Sumedang, persissumedang.id – PD. Pemuda Persis Sumedang sukses menggelar acara talkshow kebudayaan bertajuk Ngaderes Budaya pada hari Ahad (20/3) di Markaz Dakwah Persis Sumedang.
Acara talkshow kebudayaan ini mengangkat tema Adu Manis Agama jeung Budaya dan dikonsep sedemikian rupa oleh panitia agar memiliki kesan adat Sunda.
Acara Ngaderes Budaya dimulai pada pukul 14.30 WIB. Diawali dengan sejumlah penampilan bakat yakni dari mahasantri Ma’had Aly Al-Asma, tasykil PD. Persis Sumedang, seniman Tarawangsa dari Rancakalong, dan perguruan pencak silat Rajawali Domas Sumedang.
Luthfi M. Ihsan selaku Ketua Pelaksana Ngaderes Budaya dalam sambutannya menerangkan bahwa latar belakang digelarnya acara Ngaderes Budaya ialah untuk membuka wawasan para peserta mengenai cakupan kebudayaan yang luas.
Acara Ngaderes Budaya secara resmi dibuka oleh Ketua PD. Pemuda Persis Sumedang, Firman B. Nugraha. Dalam sambutannya, ia menekankan pentingnya jamaah Persis wabil khusus Pemuda Persis memahami makna dan substansi dari kebudayaan. Menurutnya, jangan sampai muncul penafsiran bahwa segala bentuk kebudayaan akan menjerumuskan pada kesyirikan.
Acara ini menghadirkan sejumlah panyatur (narasumber) terkemuka dan kompeten di bidang masing-masing yaitu Agus Tuptup selaku Ketua Harian Dewan Kebudayaan Sumedang, Moch. Budi Akbar selaku Kepala Bidang Kebudayaan di Disparbudpora Sumedang, dan Ustaz Tiar Anwar Bachtiar selaku sejarawan, budayawan, juga Ketua HMK PP. Persis.

Agus Tuptup selaku narasumber pertama menerangkan tentang perbedaan mendasar antara budaya dan agama. “Ari budaya mah buatan jalmi, ari agama mah ilahiyah.”, kata Agus Tuptup.
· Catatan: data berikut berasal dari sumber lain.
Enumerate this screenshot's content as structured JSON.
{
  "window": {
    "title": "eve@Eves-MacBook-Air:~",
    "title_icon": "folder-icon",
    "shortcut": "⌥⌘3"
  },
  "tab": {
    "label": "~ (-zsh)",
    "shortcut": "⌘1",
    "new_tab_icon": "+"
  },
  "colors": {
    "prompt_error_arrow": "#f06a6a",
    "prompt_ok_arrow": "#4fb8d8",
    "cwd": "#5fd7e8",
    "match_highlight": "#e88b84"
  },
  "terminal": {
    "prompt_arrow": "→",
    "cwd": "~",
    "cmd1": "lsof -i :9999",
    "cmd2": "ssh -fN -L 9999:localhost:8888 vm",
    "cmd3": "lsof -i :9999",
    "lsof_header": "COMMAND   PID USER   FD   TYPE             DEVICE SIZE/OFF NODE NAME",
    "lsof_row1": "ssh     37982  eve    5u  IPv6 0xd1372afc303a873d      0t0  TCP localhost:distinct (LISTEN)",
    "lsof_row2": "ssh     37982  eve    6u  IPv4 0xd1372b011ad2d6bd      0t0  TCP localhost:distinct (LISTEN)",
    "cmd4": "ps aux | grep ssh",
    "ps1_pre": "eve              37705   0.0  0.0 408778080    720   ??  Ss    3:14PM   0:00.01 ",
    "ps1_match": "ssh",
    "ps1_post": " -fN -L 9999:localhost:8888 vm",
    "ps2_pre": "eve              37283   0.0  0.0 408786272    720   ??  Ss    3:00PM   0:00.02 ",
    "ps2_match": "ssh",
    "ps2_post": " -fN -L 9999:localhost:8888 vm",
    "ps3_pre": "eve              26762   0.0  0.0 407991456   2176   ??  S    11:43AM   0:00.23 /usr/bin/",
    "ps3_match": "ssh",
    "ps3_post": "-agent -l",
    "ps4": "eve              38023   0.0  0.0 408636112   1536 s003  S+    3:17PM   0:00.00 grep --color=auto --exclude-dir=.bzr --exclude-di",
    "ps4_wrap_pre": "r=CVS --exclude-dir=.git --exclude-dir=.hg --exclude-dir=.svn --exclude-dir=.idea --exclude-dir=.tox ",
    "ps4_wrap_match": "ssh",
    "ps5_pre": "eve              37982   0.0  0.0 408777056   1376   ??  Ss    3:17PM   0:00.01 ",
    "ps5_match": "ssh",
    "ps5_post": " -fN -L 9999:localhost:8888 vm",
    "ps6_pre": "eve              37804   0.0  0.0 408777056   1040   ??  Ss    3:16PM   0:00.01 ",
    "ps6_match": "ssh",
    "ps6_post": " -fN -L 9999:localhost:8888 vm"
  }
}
Kendati budaya dan agama adalah entitas yang berbeda. Namun, Agus menekankan, adanya perbedaan itu bukan untuk dibenturkan antara satu dengan yang lainnya.
Pada kesempatan itu, Agus juga menerangkan kepada peserta Ngaderes Budaya bahwa telah terjadi gejala krisis kepemimpinan di kalangan masyarakat Sunda.
Menurutnya, nilai junun jucung yang seharusnya dimiliki orang-orang Sunda sudah tidak tampak lagi. Agus berharap agar para nonoman (kaum muda) dapat berpartisipasi membangkitkan nilai kearifan lokal tersebut pada masa kini dan yang akan datang.
Penyampaian materi dari narasumber kedua tak kalah menarik juga. Budi Akbar selaku Kepala Bidang Kebudayaan di Disparbudpora Sumedang, menegaskan bahwa sesungguhnya setiap budaya pasti mengandung kebaikan. Ia menuturkan, posisi budaya sebagai pendamping agama dalam mengarahkan manusia.
“Budaya itu hasil cipta, karsa, karya manusia yang didapat dengan belajar. Jadi kebudayaan mah pasti hal-hal positif. Pasti ngarahkeun jalmi mendampingi agama untuk melakukan hal-hal baik”, ungkap Budi.
Ia menegaskan kembali bahwa tidak ada barang satu budaya pun yang mengajarkan manusia tentang keburukan. Sehingga, tidaklah pantas jika ada sebagian orang yang mengidentikkan budaya dengan kebiasaan masyarakat yang buruk.
Materi terakhir disampaikan oleh Ustaz Tiar Anwar Bachtiar. Ia menyatakan bahwa diskursus tentang kebudayaan bukan hanya sekadar soal kesenian. Melainkan menyangkut dengan kehidupan manusia sehari-hari.
Ustaz Tiar menjelaskan bahwa terdapat jenjang-jenjang yang dimiliki kebudayaan tetapi sering tidak disadari oleh para pemangku kebijakan maupun cendekiawan.
“Aya kabudayaan nu dipraktekkeun keur masyarakat awam. Aya kabudayaan anu jero dipraktekkeun masyarakat anu khusus.”, kata Ustaz Tiar.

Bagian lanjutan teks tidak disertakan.